Public 'question time' should be introduced to Sunderland council meetings, say Lib Dems

Liberal Democrat councillors Stephen OBrien (left) and Niall Hodson (right) outside Sunderland Civic Centre.
Liberal Democrat councillors Stephen OBrien (left) and Niall Hodson (right) outside Sunderland Civic Centre.

Taxpayers should get the chance to quiz their representatives in Question Time-style sessions at council meetings, the Lib Dems have suggested.

Sunderland Liberal Democrats are calling for a "Public Question Time" to be introduced at full meetings of the city council to allow residents to ask questions and challenge the council and councillors directly.

Mel Speding

Mel Speding

Sunderland Liberal Democrat councillors Niall Hodson and Stephen O’Brien have put forward a motion for debate at the council meeting on Wednesday September 20, which reads: “This Council believes that members of the public should be able to ask questions on notice at meetings of Sunderland City Council”.

If the majority of councillors agree, it could be voted through.

Councillor Hodson, who represents Millfield and Thornholme, said: “One of the major frustrations I hear when speaking to residents in Sunderland is that they feel that the council doesn’t listen to them or care about their views.”

“I think it’s only right that the public should have the ability to ask questions of the council in public, especially when it is making really controversial decisions like closing our City Library and cutting back on street cleaning."

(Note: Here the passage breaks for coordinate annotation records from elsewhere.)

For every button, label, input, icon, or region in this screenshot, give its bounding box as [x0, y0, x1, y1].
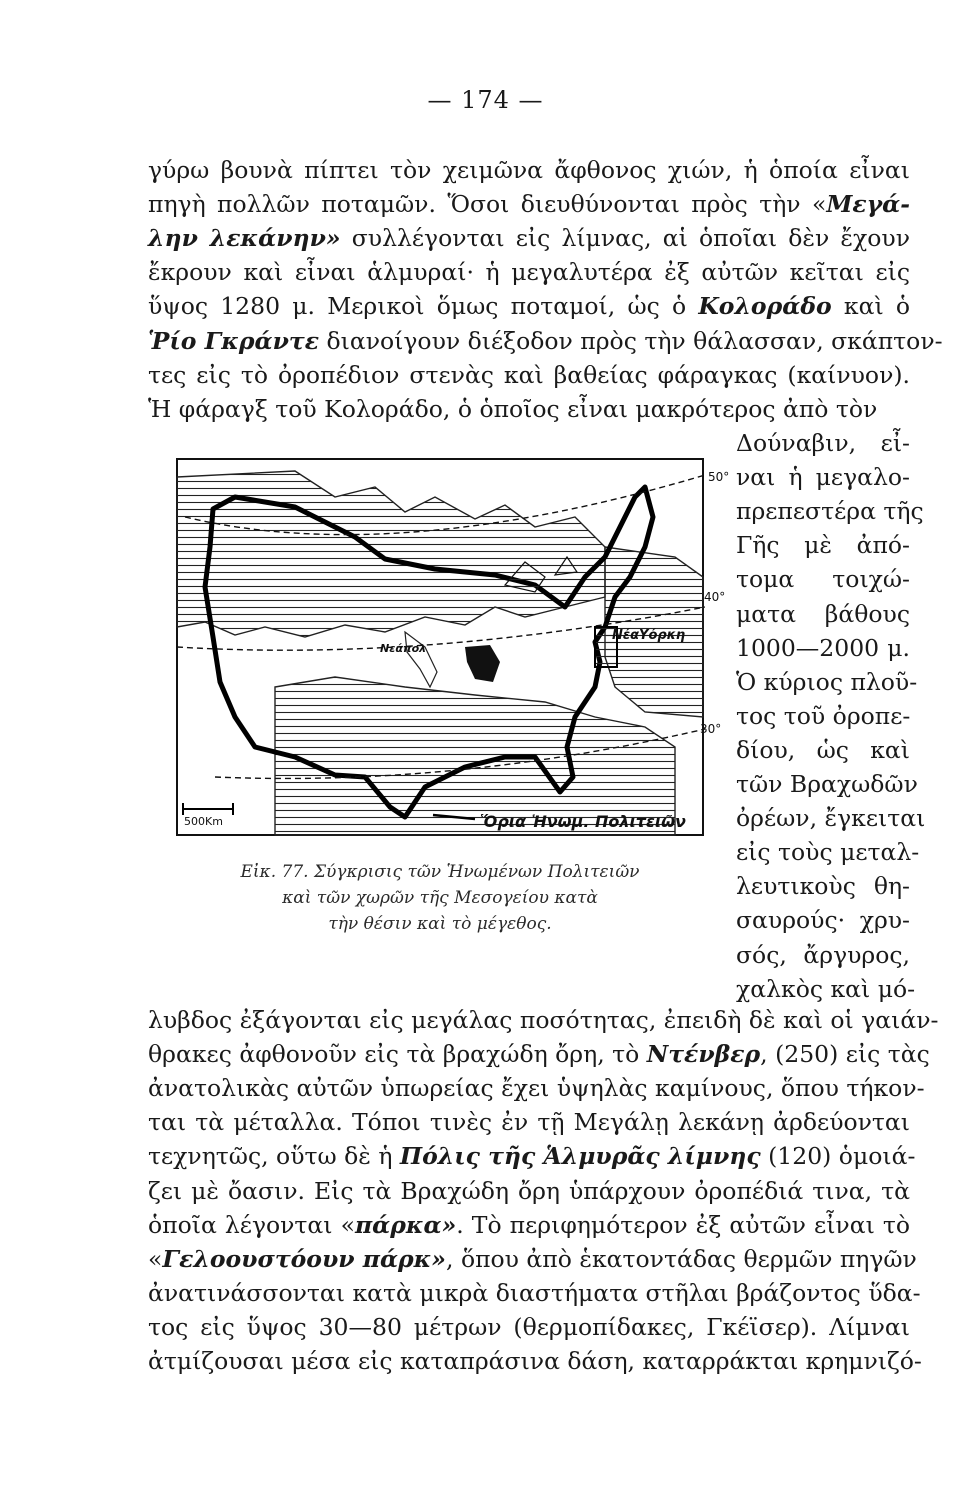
- side-line: [736, 838, 920, 867]
- text-run: . Τὸ περιφημότερον ἐξ αὐτῶν εἶναι τὸ: [456, 1210, 910, 1239]
- body-line: [148, 1347, 922, 1375]
- body-line: [148, 1006, 939, 1034]
- side-line: [736, 600, 910, 628]
- body-line: [148, 1108, 910, 1136]
- text-run: , (250) εἰς τὰς: [760, 1040, 930, 1069]
- body-line: [148, 1211, 910, 1239]
- side-line: [736, 634, 910, 662]
- body-line: [148, 258, 910, 286]
- text-run: ἀνατινάσσονται κατὰ μικρὰ διαστήματα στῆλαι βράζοντος ὕδα-: [148, 1278, 921, 1307]
- body-line: [148, 1142, 916, 1171]
- side-line: [736, 974, 916, 1003]
- text-run: ἀνατολικὰς αὐτῶν ὑπωρείας ἔχει ὑψηλὰς καμίνους, ὅπου τήκον-: [148, 1074, 925, 1103]
- text-run: Ὁ κύριος πλοῦ-: [736, 667, 918, 696]
- caption-line: τὴν θέσιν καὶ τὸ μέγεθος.: [328, 914, 552, 934]
- text-run: χαλκὸς καὶ μό-: [736, 974, 916, 1003]
- body-line: [148, 156, 910, 184]
- map-figure: [175, 457, 705, 837]
- text-run: ὀρέων, ἔγκειται: [736, 804, 926, 833]
- side-line: [736, 429, 910, 457]
- text-run: 1000—2000 μ.: [736, 633, 910, 662]
- side-line: [736, 565, 910, 593]
- body-line: [148, 1074, 925, 1103]
- text-run: εἰς τοὺς μεταλ-: [736, 838, 920, 867]
- text-run: ἔκρουν καὶ εἶναι ἁλμυραί· ἡ μεγαλυτέρα ἐξ αὐτῶν κεῖται εἰς: [148, 258, 910, 287]
- side-line: [736, 906, 910, 934]
- text-run: σός, ἄργυρος,: [736, 940, 910, 969]
- body-line: [148, 1244, 917, 1273]
- text-run: λυβδος ἐξάγονται εἰς μεγάλας ποσότητας, ἐπειδὴ δὲ καὶ οἱ γαιάν-: [148, 1006, 939, 1034]
- body-line: [148, 1313, 910, 1341]
- body-line: [148, 395, 910, 423]
- text-run: λευτικοὺς θη-: [736, 872, 910, 901]
- side-line: [736, 736, 910, 764]
- text-run: διανοίγουν διέξοδον πρὸς τὴν θάλασσαν, σκάπτον-: [319, 326, 943, 355]
- text-run: ζει μὲ ὄασιν. Εἰς τὰ Βραχώδη ὄρη ὑπάρχουν ὀροπέδιά τινα, τὰ: [148, 1176, 910, 1205]
- text-run: τος τοῦ ὀροπε-: [736, 701, 911, 730]
- text-run: , ὅπου ἀπὸ ἑκατοντάδας θερμῶν πηγῶν: [446, 1244, 917, 1273]
- side-line: [736, 770, 918, 798]
- borders-label: Ὅρια Ἡνωμ. Πολιτειῶν: [480, 812, 686, 831]
- side-line: [736, 463, 910, 491]
- body-line: [148, 361, 910, 389]
- new-york-label: ΝέαΥόρκη: [612, 628, 686, 643]
- body-line: [148, 190, 910, 218]
- naples-label: Νεάπολ: [380, 642, 427, 655]
- text-run: θρακες ἀφθονοῦν εἰς τὰ βραχώδη ὄρη, τὸ: [148, 1040, 647, 1069]
- text-run: τες εἰς τὸ ὀροπέδιον στενὰς καὶ βαθείας φάραγκας (καίνυον).: [148, 360, 910, 389]
- text-run: πηγὴ πολλῶν ποταμῶν. Ὅσοι διευθύνονται πρὸς τὴν «: [148, 190, 827, 219]
- text-run: σαυρούς· χρυ-: [736, 906, 910, 935]
- side-line: [736, 702, 910, 730]
- emphasized-term: λην λεκάνην»: [148, 224, 341, 253]
- latitude-30-label: 30°: [700, 722, 722, 736]
- emphasized-term: Μεγά-: [826, 190, 910, 219]
- text-run: Γῆς μὲ ἀπό-: [736, 531, 910, 560]
- body-line: [148, 224, 910, 252]
- emphasized-term: Κολοράδο: [698, 292, 832, 321]
- emphasized-term: Ντένβερ: [646, 1040, 761, 1069]
- latitude-40-label: 40°: [704, 590, 726, 604]
- side-line: [736, 497, 924, 526]
- text-run: Ἡ φάραγξ τοῦ Κολοράδο, ὁ ὁποῖος εἶναι μακρότερος ἀπὸ τὸν: [148, 394, 878, 423]
- page-number: — 174 —: [427, 86, 544, 114]
- italy-landmass: [405, 632, 437, 687]
- side-line: [736, 531, 910, 559]
- body-line: [148, 1177, 910, 1205]
- text-run: τῶν Βραχωδῶν: [736, 770, 918, 798]
- text-run: τεχνητῶς, οὕτω δὲ ἡ: [148, 1142, 400, 1171]
- caption-line: καὶ τῶν χωρῶν τῆς Μεσογείου κατὰ: [282, 888, 598, 908]
- comparison-map: [175, 457, 705, 837]
- text-run: (120) ὁμοιά-: [760, 1142, 916, 1171]
- text-run: ματα βάθους: [736, 599, 910, 628]
- text-run: συλλέγονται εἰς λίμνας, αἱ ὁποῖαι δὲν ἔχουν: [340, 224, 910, 253]
- emphasized-term: πάρκα»: [354, 1210, 457, 1239]
- text-run: δίου, ὡς καὶ: [736, 735, 910, 764]
- body-line: [148, 1040, 930, 1069]
- text-run: ἀτμίζουσαι μέσα εἰς καταπράσινα δάση, καταρράκται κρημνιζό-: [148, 1347, 922, 1375]
- scale-label: 500Km: [184, 815, 223, 828]
- text-run: τομα τοιχώ-: [736, 565, 910, 594]
- side-line: [736, 804, 926, 833]
- side-line: [736, 941, 910, 969]
- caption-line: Εἰκ. 77. Σύγκρισις τῶν Ἡνωμένων Πολιτειῶν: [240, 862, 640, 882]
- side-line: [736, 667, 918, 696]
- text-run: τος εἰς ὕψος 30—80 μέτρων (θερμοπίδακες, Γκέϊσερ). Λίμναι: [148, 1312, 910, 1341]
- text-run: «: [148, 1244, 163, 1273]
- text-run: γύρω βουνὰ πίπτει τὸν χειμῶνα ἄφθονος χιών, ἡ ὁποία εἶναι: [148, 156, 910, 184]
- body-line: [148, 292, 910, 320]
- latitude-50-label: 50°: [708, 470, 730, 484]
- emphasized-term: Γελοουστόουν πάρκ»: [162, 1244, 446, 1273]
- text-run: καὶ ὁ: [831, 292, 911, 321]
- text-run: Δούναβιν, εἶ-: [736, 429, 910, 457]
- emphasized-term: Ῥίο Γκράντε: [148, 326, 320, 355]
- body-line: [148, 326, 943, 355]
- emphasized-term: Πόλις τῆς Ἁλμυρᾶς λίμνης: [399, 1142, 761, 1171]
- text-run: ναι ἡ μεγαλο-: [736, 463, 910, 492]
- body-line: [148, 1278, 921, 1307]
- text-run: πρεπεστέρα τῆς: [736, 497, 924, 526]
- text-run: ται τὰ μέταλλα. Τόποι τινὲς ἐν τῇ Μεγάλῃ λεκάνῃ ἀρδεύονται: [148, 1108, 910, 1137]
- text-run: ὁποῖα λέγονται «: [148, 1210, 355, 1239]
- text-run: ὕψος 1280 μ. Μερικοὶ ὅμως ποταμοί, ὡς ὁ: [148, 292, 699, 321]
- side-line: [736, 872, 910, 900]
- greece-landmass: [465, 645, 500, 682]
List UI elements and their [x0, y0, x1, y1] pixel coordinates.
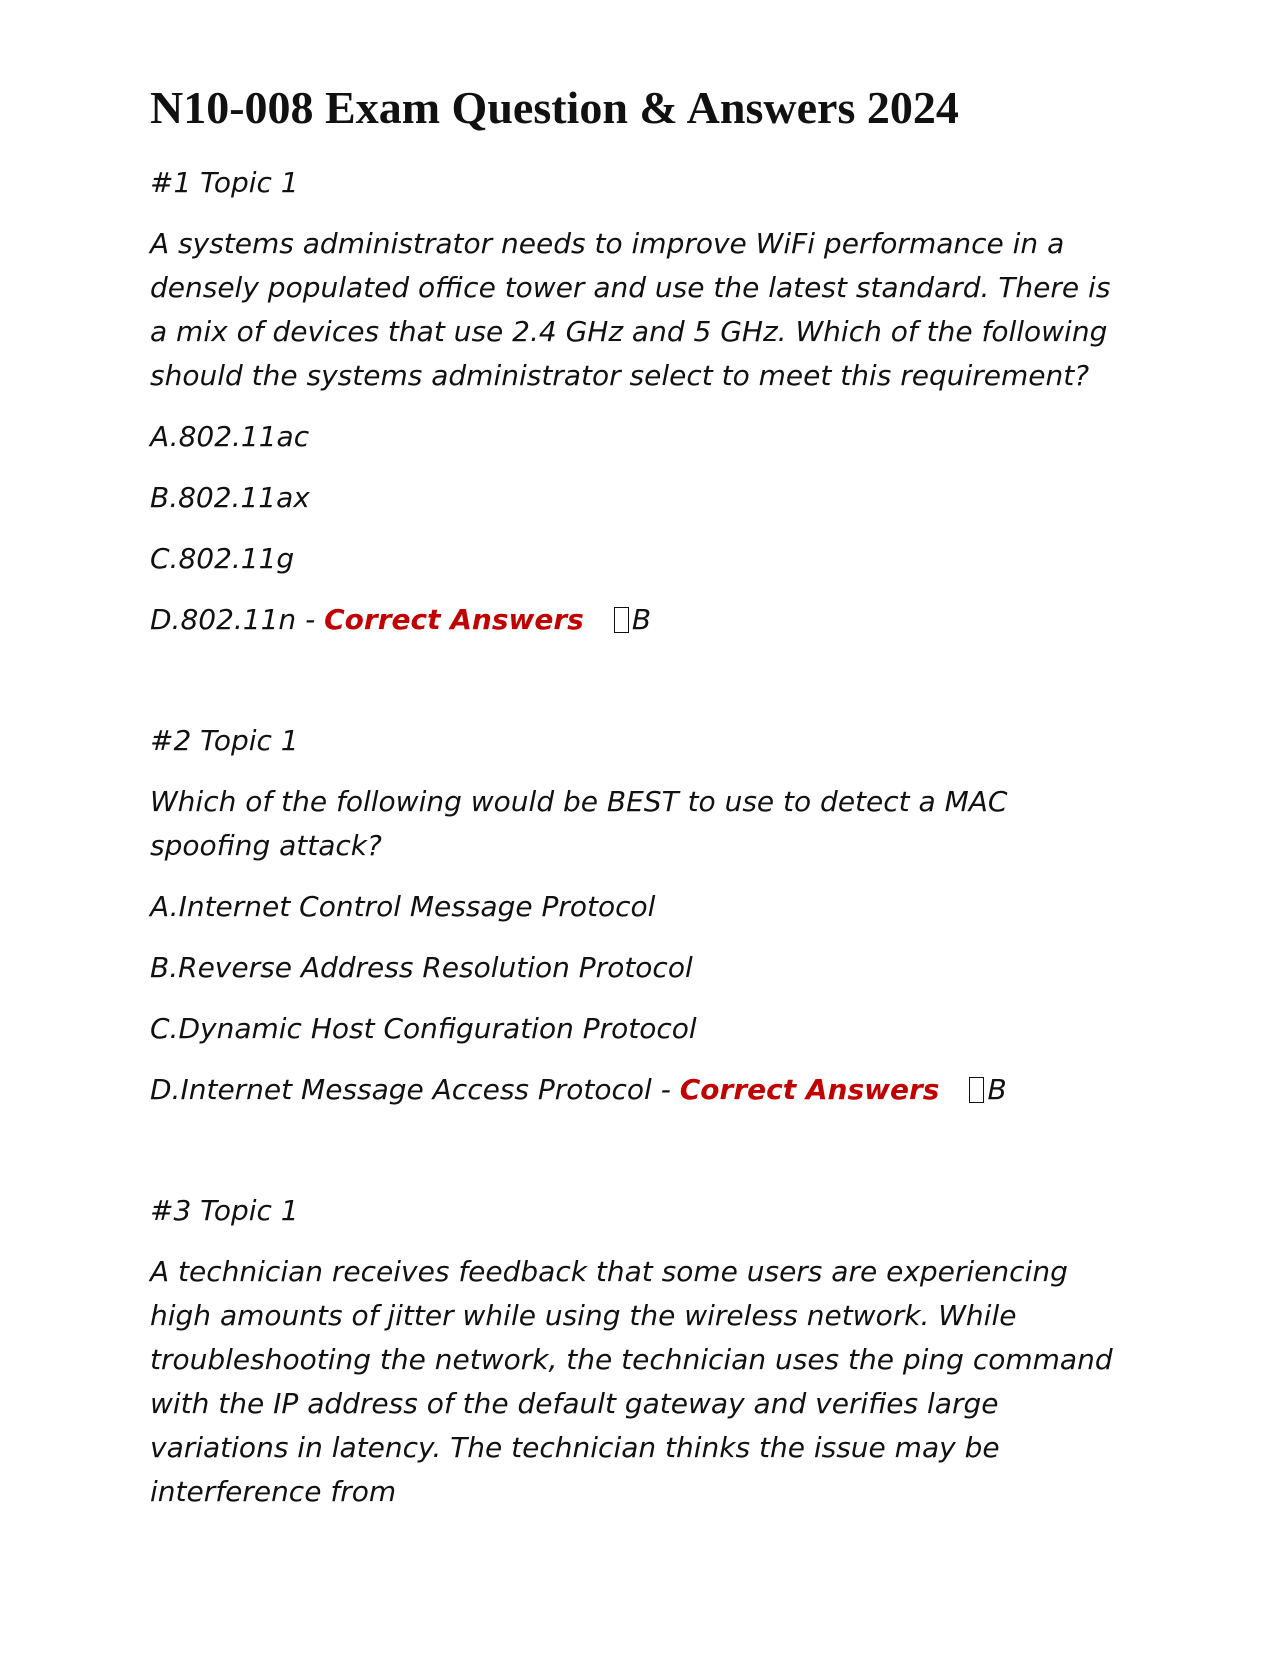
- missing-glyph-box-icon: [614, 607, 629, 633]
- question-header: #3 Topic 1: [150, 1194, 299, 1228]
- question-block-2: [150, 719, 1130, 1112]
- question-text: Which of the following would be BEST to use to detect a MAC spoofing attack?: [150, 785, 1008, 863]
- question-text: A systems administrator needs to improve WiFi performance in a densely populated office tower and use the latest standard. There is a mix of devices that use 2.4 GHz and 5 GHz. Which of the following should the systems administrator select to meet this requirement?: [150, 227, 1111, 393]
- missing-glyph-box-icon: [969, 1077, 984, 1103]
- option-c: C.Dynamic Host Configuration Protocol: [150, 1012, 697, 1046]
- question-text: A technician receives feedback that some users are experiencing high amounts of jitter while using the wireless network. While troubleshooting the network, the technician uses the ping command with the IP address of the default gateway and verifies large variations in latency. The technician thinks the issue may be interference from: [150, 1255, 1113, 1509]
- option-b: B.802.11ax: [150, 481, 310, 515]
- question-header: #1 Topic 1: [150, 166, 299, 200]
- option-d: D.Internet Message Access Protocol: [150, 1073, 652, 1107]
- question-block-1: [150, 161, 1130, 642]
- option-d: D.802.11n: [150, 603, 297, 637]
- option-c: C.802.11g: [150, 542, 295, 576]
- section-gap: [150, 659, 1130, 719]
- question-block-3: [150, 1189, 1130, 1514]
- correct-answers-label: Correct Answers: [324, 603, 584, 637]
- correct-answers-label: Correct Answers: [679, 1073, 940, 1107]
- document-title: N10-008 Exam Question & Answers 2024: [150, 82, 959, 133]
- option-a: A.802.11ac: [150, 420, 310, 454]
- answer-separator: -: [296, 603, 325, 637]
- correct-answer-value: B: [631, 603, 652, 637]
- option-b: B.Reverse Address Resolution Protocol: [150, 951, 693, 985]
- option-a: A.Internet Control Message Protocol: [150, 890, 656, 924]
- correct-answer-value: B: [987, 1073, 1007, 1107]
- option-d-with-answer: [150, 1068, 1130, 1112]
- question-header: #2 Topic 1: [150, 724, 299, 758]
- document-page: [150, 70, 1130, 1514]
- option-d-with-answer: [150, 598, 1130, 642]
- section-gap: [150, 1129, 1130, 1189]
- answer-separator: -: [651, 1073, 680, 1107]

Councillor O'Brien, who represents Grindon and Thorney Close, added: "People often tell me they think that the council is remote and isolated and many decisions are taken without sufficient consultation, or without answering questions from the public."

Councillor O'Brien said the council, which is controlled by the majority Labour group, should be held accountable for decisions impacting on the lives of people in Sunderland.

He added: “Other North East local authorities including South Tyneside Council, North Tyneside Council, Durham County Council, and Newcastle City Council allow members of the public to pose questions at meetings – why does Sunderland City Council think it should be any different?"

Councillor Mel Speding, Cabinet Secretary for Sunderland City Council, however, took a dim view of the two councillors' remarks.

He said: "The two Liberal Democrats on the council might like to refresh their memories how the 73 other councillors in our city regularly hold ward surgeries and members of the public can speak and raise questions at the council’s North, East, West, Coalfield and Washington area committees.

"This council welcomes feedback and comment, many people do already contact the council and raise questions, and we are always looking at more ways and means of increasing public engagement and participation, a point the Liberal Democrats seem to have forgotten."